High M (around r > 0.7 for many variables) is just not healthy for your regression, and not even healthy, it turns it just useless. We already explained the problems of having high M. Not true that the model becomes “useless” (depends on your intent for the model). Go consult the literature on this. There is no threshold for multicollinearity being a problem. You are right that higher bivariate and “group” correlations are more likely to pose an issue, but there isn’t a guaranteed cutoff. In other words, you can’t look at the correlation and say, “Ah, it’s higher than X, so we have multicollinearity problems”…The severity of multicollinearity is diagnosed by looking at many factors [signs and magnitude of beta estimates, variance inflation factors (VIFs-- rule of thumb: if VIF is at least 10, you probably have an issue), etc.]. Multicollinearity can pose a problem with a bivariate correlation of 0.2 or it could not. It’s just something that needs to be diagnosed with a few tools.

If your research purpose needs a X matrix with high M, and you need that X matrix at all cost; well, you can not conclude nothing so. That will be your conclussion. I’m not sure what you’re saying here. The only time multicollinearity is an issue with the matrices is when you have perfect collinearity (singular matrix), as we both said earlier.

Harrogath · March 15, 2015, 4:58pm

Excerpt:

"If your research purpose needs a X matrix with high M, and you need that X matrix at all cost; well, you can not conclude nothing so. That will be your conclussion. I’m not sure what you’re saying here. The only time multicollinearity is an issue with the matrices is when you have perfect collinearity (singular matrix), as we both said earlier."

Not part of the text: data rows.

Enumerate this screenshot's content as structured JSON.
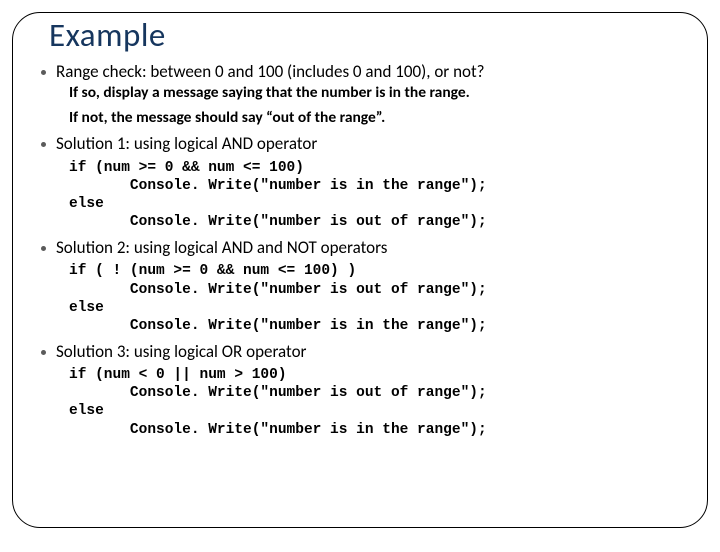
{
  "title": "Example",
  "b1": {
    "text": "Range check: between 0 and 100 (includes 0 and 100), or not?",
    "sub1": "If so, display a message saying that the number is in the range.",
    "sub2": "If not, the message should say “out of the range”."
  },
  "b2": {
    "text": "Solution 1: using logical AND operator",
    "code": "if (num >= 0 && num <= 100)\n       Console. Write(\"number is in the range\");\nelse\n       Console. Write(\"number is out of range\");"
  },
  "b3": {
    "text": "Solution 2: using logical AND and NOT operators",
    "code": "if ( ! (num >= 0 && num <= 100) )\n       Console. Write(\"number is out of range\");\nelse\n       Console. Write(\"number is in the range\");"
  },
  "b4": {
    "text": "Solution 3: using logical OR operator",
    "code": "if (num < 0 || num > 100)\n       Console. Write(\"number is out of range\");\nelse\n       Console. Write(\"number is in the range\");"
  }
}
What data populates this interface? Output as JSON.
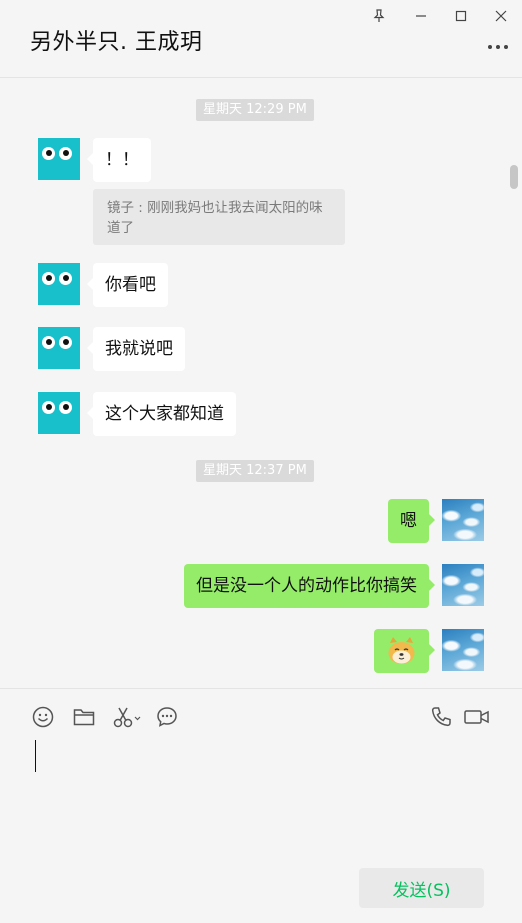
{
  "window": {
    "title": "另外半只. 王成玥",
    "controls": [
      "pin-icon",
      "minimize-icon",
      "maximize-icon",
      "close-icon"
    ]
  },
  "chat": {
    "timestamp_1": "星期天 12:29 PM",
    "timestamp_2": "星期天 12:37 PM",
    "messages": [
      {
        "side": "left",
        "text": "！！"
      },
      {
        "side": "left",
        "text": "你看吧"
      },
      {
        "side": "left",
        "text": "我就说吧"
      },
      {
        "side": "left",
        "text": "这个大家都知道"
      },
      {
        "side": "right",
        "text": "嗯"
      },
      {
        "side": "right",
        "text": "但是没一个人的动作比你搞笑"
      },
      {
        "side": "right",
        "text": "",
        "sticker": "doge-emoji"
      }
    ],
    "quote": "镜子 : 刚刚我妈也让我去闻太阳的味道了"
  },
  "toolbar": {
    "left_icons": [
      "emoji-icon",
      "folder-icon",
      "scissors-icon",
      "chat-history-icon"
    ],
    "right_icons": [
      "phone-icon",
      "video-icon"
    ]
  },
  "composer": {
    "value": "",
    "send_label": "发送(S)"
  },
  "colors": {
    "accent": "#07c160",
    "bubble_right": "#95ec69",
    "bubble_left": "#ffffff",
    "avatar_left": "#17c0cb"
  }
}
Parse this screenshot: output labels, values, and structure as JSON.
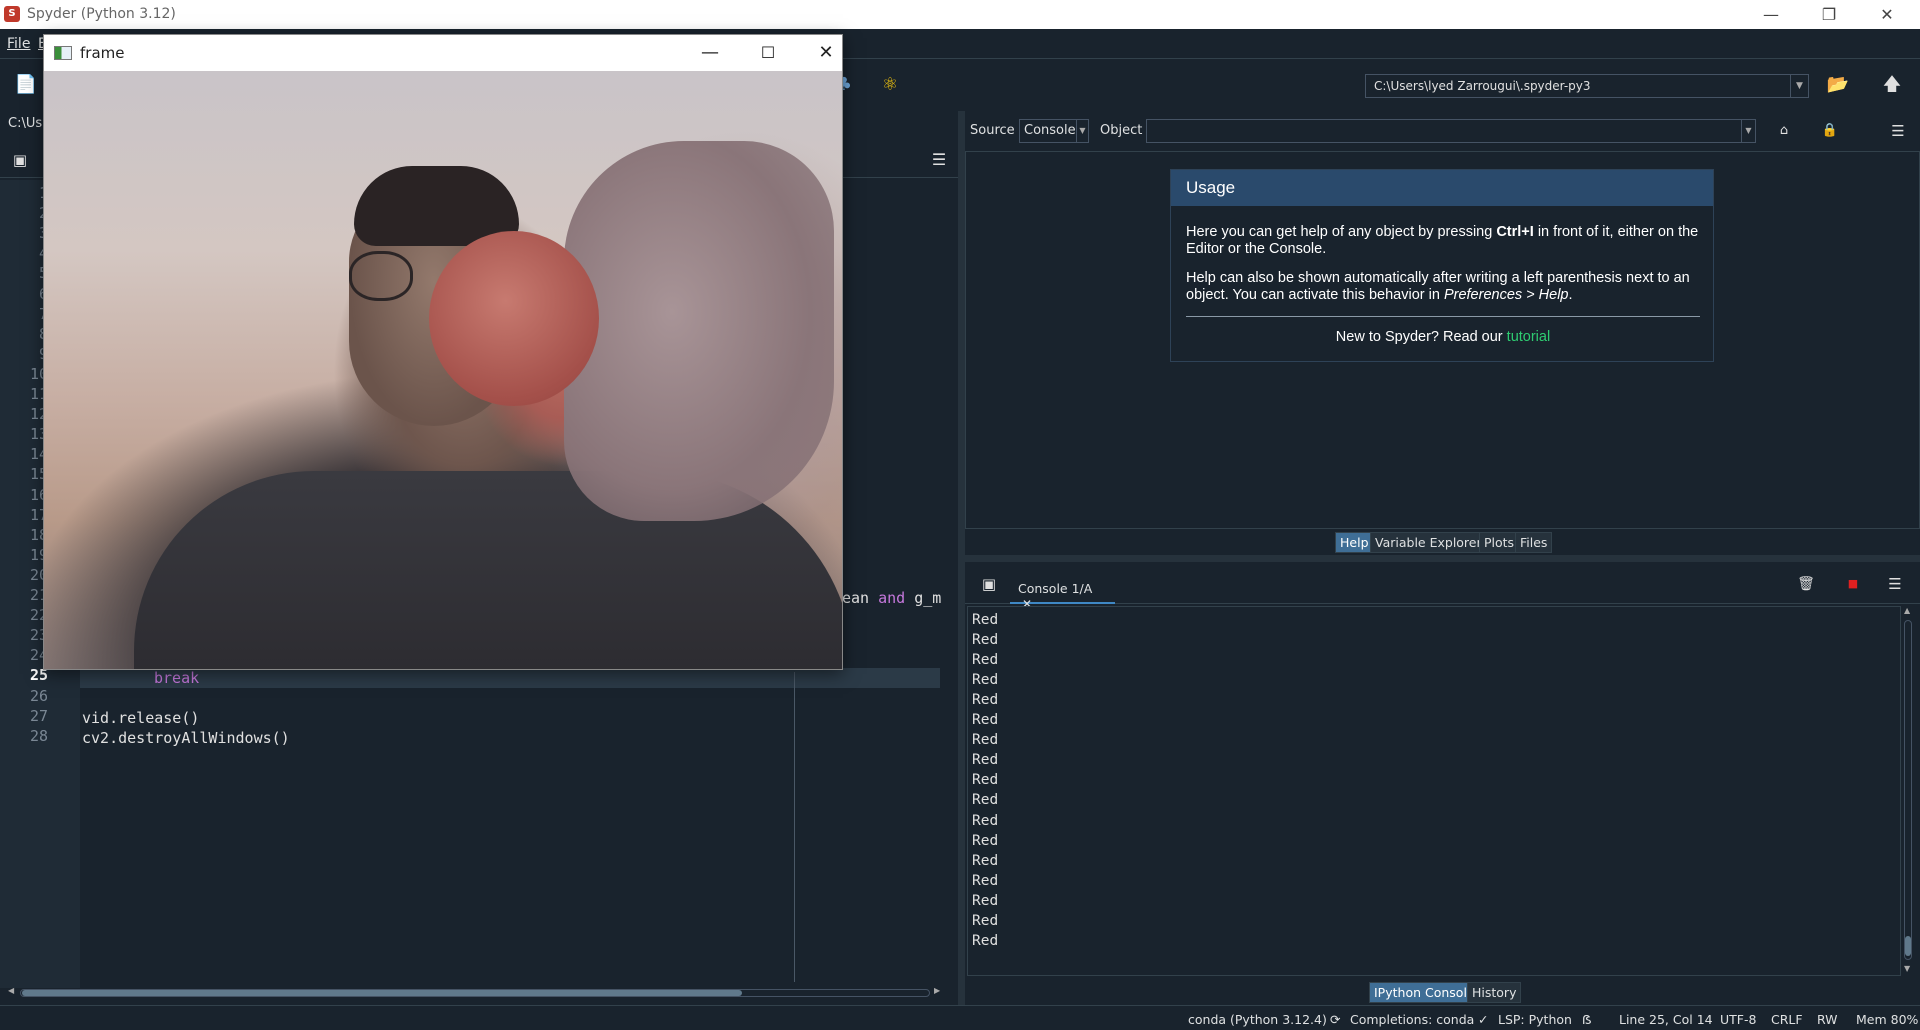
{
  "window": {
    "title": "Spyder (Python 3.12)",
    "app_icon_glyph": "S"
  },
  "menu": {
    "file": "File",
    "edit_partial": "E"
  },
  "toolbar": {
    "working_dir": "C:\\Users\\lyed Zarrougui\\.spyder-py3"
  },
  "editor": {
    "path_partial": "C:\\Us",
    "line_numbers": [
      "1",
      "2",
      "3",
      "4",
      "5",
      "6",
      "7",
      "8",
      "9",
      "10",
      "11",
      "12",
      "13",
      "14",
      "15",
      "16",
      "17",
      "18",
      "19",
      "20",
      "21",
      "22",
      "23",
      "24",
      "25",
      "26",
      "27",
      "28"
    ],
    "current_line": "25",
    "lines": {
      "l21_fragment_a": "ean ",
      "l21_keyword": "and",
      "l21_fragment_b": " g_m",
      "l25": "break",
      "l27": "vid.release()",
      "l28": "cv2.destroyAllWindows()"
    }
  },
  "frame_window": {
    "title": "frame"
  },
  "help": {
    "source_label": "Source",
    "source_value": "Console",
    "object_label": "Object",
    "usage_title": "Usage",
    "usage_p1_before": "Here you can get help of any object by pressing ",
    "usage_p1_key": "Ctrl+I",
    "usage_p1_after": " in front of it, either on the Editor or the Console.",
    "usage_p2_before": "Help can also be shown automatically after writing a left parenthesis next to an object. You can activate this behavior in ",
    "usage_p2_italic": "Preferences > Help",
    "usage_p2_after": ".",
    "usage_new_before": "New to Spyder? Read our ",
    "usage_new_link": "tutorial",
    "tabs": [
      "Help",
      "Variable Explorer",
      "Plots",
      "Files"
    ],
    "active_tab": "Help"
  },
  "console": {
    "tab_label": "Console 1/A",
    "output": [
      "Red",
      "Red",
      "Red",
      "Red",
      "Red",
      "Red",
      "Red",
      "Red",
      "Red",
      "Red",
      "Red",
      "Red",
      "Red",
      "Red",
      "Red",
      "Red",
      "Red"
    ],
    "tabs": [
      "IPython Console",
      "History"
    ],
    "active_tab": "IPython Console"
  },
  "statusbar": {
    "env": "conda (Python 3.12.4)",
    "completions": "Completions: conda",
    "lsp": "LSP: Python",
    "position": "Line 25, Col 14",
    "encoding": "UTF-8",
    "eol": "CRLF",
    "mode": "RW",
    "mem": "Mem 80%"
  },
  "colors": {
    "background": "#19232d",
    "accent": "#3f6e96",
    "keyword": "#c678dd",
    "link": "#2ecc71",
    "stop": "#e02020"
  }
}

I meant that if the multicollinearity is high, the results are inaccurate and unreliable, so what can you conclude with a model with this problem? Certainly you can’t do much regardless of your research purpose. In the practice, if we use a set of independent variables with high multicollineariy (X matrix with high M), we need to drop variables until get an acceptable level of multicollinearity, at least to the level when the F, R2 and T-tests show a desirable behavior.

Anyway, I’m agree with you that there is no threshold when detecting multicollinearity, but we must keep eye to the problem of high levels of M.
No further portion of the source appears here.